ODAA was originally established in 1963 during the term of Governor Henry Bellmon as the Oklahoma Aeronautics Commission. Its name was changed in 2023 to the Oklahoma Department of Aerospace and Aeronautics, when it was made a separate state entity from the Oklahoma Department of Transportation.

==History==
The department was created in 2023 by the Oklahoma Legislature as a successor to the Oklahoma Aeronautics Commission originally established in 1963. Prior to that, aerospace in Oklahoma was overseen by the Oklahoma Aviation Commission.

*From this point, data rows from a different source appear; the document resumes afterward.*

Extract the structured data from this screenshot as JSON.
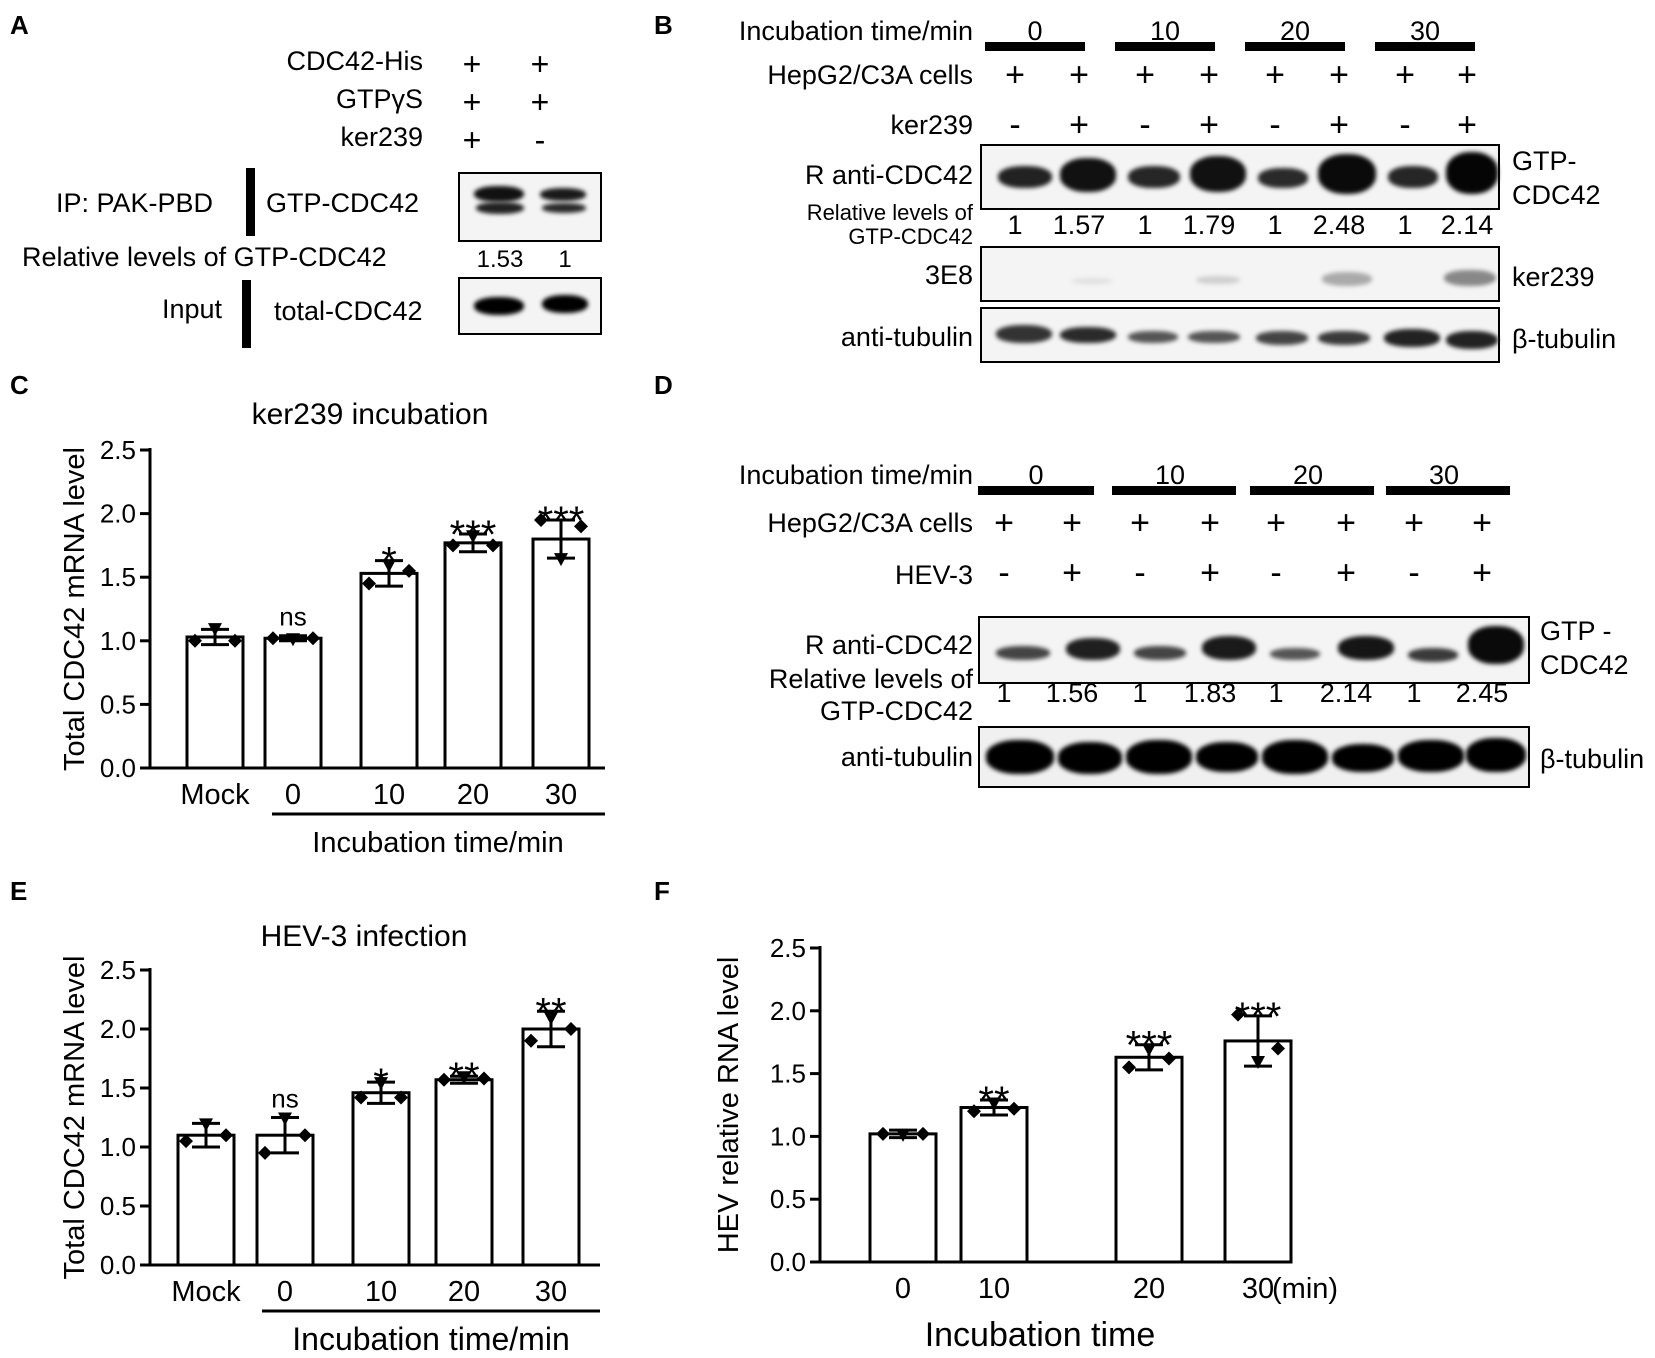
{
  "panelA": {
    "label": "A",
    "rows": [
      {
        "name": "CDC42-His",
        "lanes": [
          "+",
          "+"
        ]
      },
      {
        "name": "GTPγS",
        "lanes": [
          "+",
          "+"
        ]
      },
      {
        "name": "ker239",
        "lanes": [
          "+",
          "-"
        ]
      }
    ],
    "ip_label": "IP: PAK-PBD",
    "gtp_label": "GTP-CDC42",
    "relative_label": "Relative levels of GTP-CDC42",
    "relative_values": [
      "1.53",
      "1"
    ],
    "input_label": "Input",
    "total_label": "total-CDC42"
  },
  "panelB": {
    "label": "B",
    "time_label": "Incubation time/min",
    "times": [
      "0",
      "10",
      "20",
      "30"
    ],
    "cells_label": "HepG2/C3A cells",
    "cells_lanes": [
      "+",
      "+",
      "+",
      "+",
      "+",
      "+",
      "+",
      "+"
    ],
    "treat_label": "ker239",
    "treat_lanes": [
      "-",
      "+",
      "-",
      "+",
      "-",
      "+",
      "-",
      "+"
    ],
    "antibody_label": "R anti-CDC42",
    "right_label_1": "GTP-",
    "right_label_2": "CDC42",
    "relative_label_1": "Relative levels of",
    "relative_label_2": "GTP-CDC42",
    "relative_values": [
      "1",
      "1.57",
      "1",
      "1.79",
      "1",
      "2.48",
      "1",
      "2.14"
    ],
    "blot2_left": "3E8",
    "blot2_right": "ker239",
    "blot3_left": "anti-tubulin",
    "blot3_right": "β-tubulin"
  },
  "panelD": {
    "label": "D",
    "time_label": "Incubation time/min",
    "times": [
      "0",
      "10",
      "20",
      "30"
    ],
    "cells_label": "HepG2/C3A cells",
    "cells_lanes": [
      "+",
      "+",
      "+",
      "+",
      "+",
      "+",
      "+",
      "+"
    ],
    "treat_label": "HEV-3",
    "treat_lanes": [
      "-",
      "+",
      "-",
      "+",
      "-",
      "+",
      "-",
      "+"
    ],
    "antibody_label": "R anti-CDC42",
    "right_label_1": "GTP -",
    "right_label_2": "CDC42",
    "relative_label_1": "Relative levels of",
    "relative_label_2": "GTP-CDC42",
    "relative_values": [
      "1",
      "1.56",
      "1",
      "1.83",
      "1",
      "2.14",
      "1",
      "2.45"
    ],
    "blot3_left": "anti-tubulin",
    "blot3_right": "β-tubulin"
  },
  "chart_data": [
    {
      "panel": "C",
      "type": "bar",
      "title": "ker239 incubation",
      "ylabel": "Total CDC42 mRNA level",
      "xlabel": "Incubation time/min",
      "categories": [
        "Mock",
        "0",
        "10",
        "20",
        "30"
      ],
      "values": [
        1.03,
        1.02,
        1.53,
        1.77,
        1.8
      ],
      "errors": [
        0.06,
        0.02,
        0.1,
        0.07,
        0.15
      ],
      "points": [
        [
          1.0,
          1.1,
          1.0
        ],
        [
          1.02,
          1.02,
          1.02
        ],
        [
          1.45,
          1.6,
          1.55
        ],
        [
          1.75,
          1.83,
          1.75
        ],
        [
          1.95,
          1.65,
          1.9
        ]
      ],
      "significance": [
        "",
        "ns",
        "*",
        "***",
        "***"
      ],
      "ylim": [
        0,
        2.5
      ],
      "yticks": [
        "0.0",
        "0.5",
        "1.0",
        "1.5",
        "2.0",
        "2.5"
      ]
    },
    {
      "panel": "E",
      "type": "bar",
      "title": "HEV-3  infection",
      "ylabel": "Total CDC42 mRNA level",
      "xlabel": "Incubation time/min",
      "categories": [
        "Mock",
        "0",
        "10",
        "20",
        "30"
      ],
      "values": [
        1.1,
        1.1,
        1.46,
        1.57,
        2.0
      ],
      "errors": [
        0.1,
        0.15,
        0.09,
        0.03,
        0.15
      ],
      "points": [
        [
          1.05,
          1.2,
          1.1
        ],
        [
          0.95,
          1.25,
          1.1
        ],
        [
          1.42,
          1.55,
          1.42
        ],
        [
          1.57,
          1.6,
          1.58
        ],
        [
          1.9,
          2.1,
          2.0
        ]
      ],
      "significance": [
        "",
        "ns",
        "*",
        "**",
        "**"
      ],
      "ylim": [
        0,
        2.5
      ],
      "yticks": [
        "0.0",
        "0.5",
        "1.0",
        "1.5",
        "2.0",
        "2.5"
      ]
    },
    {
      "panel": "F",
      "type": "bar",
      "ylabel": "HEV relative RNA level",
      "xlabel": "Incubation time",
      "unit": "(min)",
      "categories": [
        "0",
        "10",
        "20",
        "30"
      ],
      "values": [
        1.02,
        1.23,
        1.63,
        1.76
      ],
      "errors": [
        0.03,
        0.06,
        0.1,
        0.2
      ],
      "points": [
        [
          1.02,
          1.02,
          1.02
        ],
        [
          1.2,
          1.27,
          1.22
        ],
        [
          1.55,
          1.7,
          1.62
        ],
        [
          1.97,
          1.6,
          1.7
        ]
      ],
      "significance": [
        "",
        "**",
        "***",
        "***"
      ],
      "ylim": [
        0,
        2.5
      ],
      "yticks": [
        "0.0",
        "0.5",
        "1.0",
        "1.5",
        "2.0",
        "2.5"
      ]
    }
  ],
  "panel_labels": {
    "C": "C",
    "E": "E",
    "F": "F"
  }
}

In 2025, the department's roles were expanded as the Oklahoma Aerospace and Aeronautics Commission was designated as the Board of Directors of the Oklahoma Space Industry Development Authority, and all employees of OSIDA were transferred to the department.

==Leadership==

As of July 1, 2025, the members of the commission are as follows:
- Chairman Blake Raney - District 5
- Vice Chair Kevin Potter - District 2
- Secretary Seth Philipps - District 1
- Charles Ortega - District 3
- Lindy Ritz - District 4
- Jim Putnam - At-Large
- Jerry Hunter - At-Large
- Vacant - President Pro Tempore Appointee
- Vacant - Speaker Appointee

==Budget==
The Oklahoma Department of Aerospace and Aeronautics is an appropriated state agency. In the FY2026 Oklahoma State budget, the department received 26.6 million dollars from the State to support its functions.